Ce simple mot glaça l’assemblée, une vague d’effroi traversa le cercle, chacun échangeant des regards inquiets. Thalia s’approcha alors du Maigre, ses gestes empreints de calme, comme si cette révélation ne l’étonnait pas. Elle posa une main ferme sur son épaule, son regard empreint d’une sagesse indéchiffrable.
— Doucement, mon gars, murmura-t-elle d’une voix douce, mais autoritaire. Peux-tu nous dire exactement ce qu’il s’est passé ?
Le Maigre secoua la tête, incapable de prononcer un mot de plus. Ses lèvres tremblaient, et ses yeux roulaient d’une manière étrange, presque terrifiée.
— Viens, souffla Thalia, je vais t’emmener chez moi, au calme. Là-bas, tu pourras tout me raconter.
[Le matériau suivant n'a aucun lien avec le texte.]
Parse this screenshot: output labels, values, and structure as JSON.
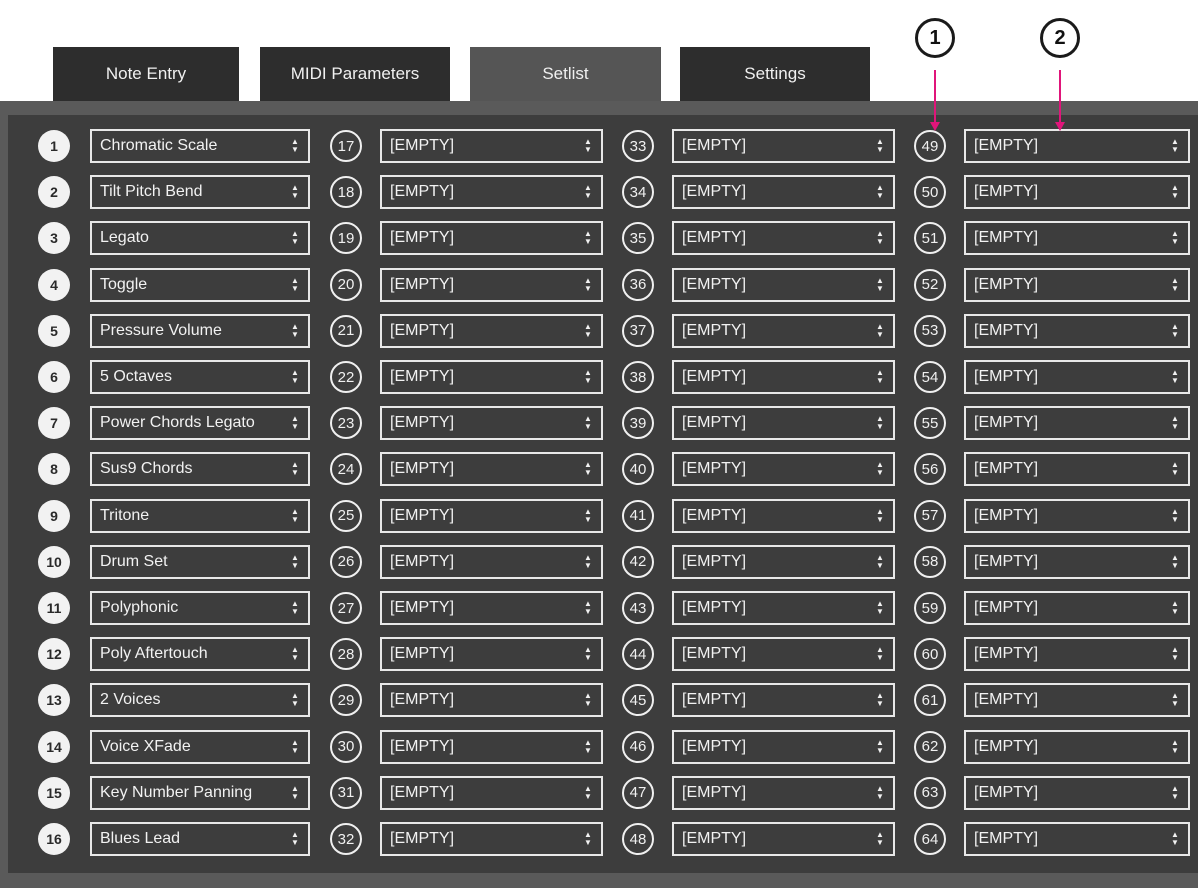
{
  "tabs": [
    {
      "label": "Note Entry",
      "active": false
    },
    {
      "label": "MIDI Parameters",
      "active": false
    },
    {
      "label": "Setlist",
      "active": true
    },
    {
      "label": "Settings",
      "active": false
    }
  ],
  "callouts": [
    "1",
    "2"
  ],
  "colors": {
    "callout_arrow": "#e0157a",
    "panel_bg": "#3d3d3d",
    "tab_bg": "#2d2d2d",
    "tab_active_bg": "#555555"
  },
  "slot_icon": "up-down-chevron-icon",
  "slots": [
    {
      "number": "1",
      "preset": "Chromatic Scale"
    },
    {
      "number": "2",
      "preset": "Tilt Pitch Bend"
    },
    {
      "number": "3",
      "preset": "Legato"
    },
    {
      "number": "4",
      "preset": "Toggle"
    },
    {
      "number": "5",
      "preset": "Pressure Volume"
    },
    {
      "number": "6",
      "preset": "5 Octaves"
    },
    {
      "number": "7",
      "preset": "Power Chords Legato"
    },
    {
      "number": "8",
      "preset": "Sus9 Chords"
    },
    {
      "number": "9",
      "preset": "Tritone"
    },
    {
      "number": "10",
      "preset": "Drum Set"
    },
    {
      "number": "11",
      "preset": "Polyphonic"
    },
    {
      "number": "12",
      "preset": "Poly Aftertouch"
    },
    {
      "number": "13",
      "preset": "2 Voices"
    },
    {
      "number": "14",
      "preset": "Voice XFade"
    },
    {
      "number": "15",
      "preset": "Key Number Panning"
    },
    {
      "number": "16",
      "preset": "Blues Lead"
    },
    {
      "number": "17",
      "preset": "[EMPTY]"
    },
    {
      "number": "18",
      "preset": "[EMPTY]"
    },
    {
      "number": "19",
      "preset": "[EMPTY]"
    },
    {
      "number": "20",
      "preset": "[EMPTY]"
    },
    {
      "number": "21",
      "preset": "[EMPTY]"
    },
    {
      "number": "22",
      "preset": "[EMPTY]"
    },
    {
      "number": "23",
      "preset": "[EMPTY]"
    },
    {
      "number": "24",
      "preset": "[EMPTY]"
    },
    {
      "number": "25",
      "preset": "[EMPTY]"
    },
    {
      "number": "26",
      "preset": "[EMPTY]"
    },
    {
      "number": "27",
      "preset": "[EMPTY]"
    },
    {
      "number": "28",
      "preset": "[EMPTY]"
    },
    {
      "number": "29",
      "preset": "[EMPTY]"
    },
    {
      "number": "30",
      "preset": "[EMPTY]"
    },
    {
      "number": "31",
      "preset": "[EMPTY]"
    },
    {
      "number": "32",
      "preset": "[EMPTY]"
    },
    {
      "number": "33",
      "preset": "[EMPTY]"
    },
    {
      "number": "34",
      "preset": "[EMPTY]"
    },
    {
      "number": "35",
      "preset": "[EMPTY]"
    },
    {
      "number": "36",
      "preset": "[EMPTY]"
    },
    {
      "number": "37",
      "preset": "[EMPTY]"
    },
    {
      "number": "38",
      "preset": "[EMPTY]"
    },
    {
      "number": "39",
      "preset": "[EMPTY]"
    },
    {
      "number": "40",
      "preset": "[EMPTY]"
    },
    {
      "number": "41",
      "preset": "[EMPTY]"
    },
    {
      "number": "42",
      "preset": "[EMPTY]"
    },
    {
      "number": "43",
      "preset": "[EMPTY]"
    },
    {
      "number": "44",
      "preset": "[EMPTY]"
    },
    {
      "number": "45",
      "preset": "[EMPTY]"
    },
    {
      "number": "46",
      "preset": "[EMPTY]"
    },
    {
      "number": "47",
      "preset": "[EMPTY]"
    },
    {
      "number": "48",
      "preset": "[EMPTY]"
    },
    {
      "number": "49",
      "preset": "[EMPTY]"
    },
    {
      "number": "50",
      "preset": "[EMPTY]"
    },
    {
      "number": "51",
      "preset": "[EMPTY]"
    },
    {
      "number": "52",
      "preset": "[EMPTY]"
    },
    {
      "number": "53",
      "preset": "[EMPTY]"
    },
    {
      "number": "54",
      "preset": "[EMPTY]"
    },
    {
      "number": "55",
      "preset": "[EMPTY]"
    },
    {
      "number": "56",
      "preset": "[EMPTY]"
    },
    {
      "number": "57",
      "preset": "[EMPTY]"
    },
    {
      "number": "58",
      "preset": "[EMPTY]"
    },
    {
      "number": "59",
      "preset": "[EMPTY]"
    },
    {
      "number": "60",
      "preset": "[EMPTY]"
    },
    {
      "number": "61",
      "preset": "[EMPTY]"
    },
    {
      "number": "62",
      "preset": "[EMPTY]"
    },
    {
      "number": "63",
      "preset": "[EMPTY]"
    },
    {
      "number": "64",
      "preset": "[EMPTY]"
    }
  ]
}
Le cercle s’ouvrit respectueusement pour laisser passer la vieille, qui emmena le Maigre comme un enfant perdu, tenant fermement son bras pour l’empêcher de chanceler. La cabane de Thalia, ténébreuse et secrète, semblait être le seul lieu capable d’absorber et de contenir la terreur du Maigre. Steinmann se tourna vers l’assemblée.
— Je propose que chacun retrouve ses occupations. Laissons Thalia s’occuper de lui. On en saura sans doute plus, tout à l’heure.
— Écoutez, j’connais mon frère, lança Brotdieb d’un ton qui tentait d’être rassurant. Il est superstitieux comme un chat noir. J’sais pas s’il a vraiment vu quelque chose… ou si c’est pas juste son esprit qui lui joue des tours.
Steinmann reprit la parole.
— On n’en sait rien pour le moment. Écoutez, on a surtout une fête à préparer en l’honneur de nos futurs mariés, c’est ça le principal, alors je le répète au travail.
La foule se dispersa lentement, non sans échanger des regards sombres et des murmures inquiets. Quelques personnes jetèrent un dernier regard vers la cabane de Thalia, qui se tenait au bord du camp comme une sentinelle mystérieuse, cachant ses secrets dans l’ombre.
Flore, elle, ne pouvait chasser l’image du visage terrifié du Derr et les paroles sombres qu’il avait balbutiées. Son cœur s’alourdit davantage, le pressentiment prenant forme en elle comme un nuage noir. Elle chercha la main de Thibaut, le serra contre elle, puis, sans mot dire, chacun rejoignit l’habitation de sa famille, laissant dans l’air une tension impalpable, comme si la forêt elle-même retenait son souffle.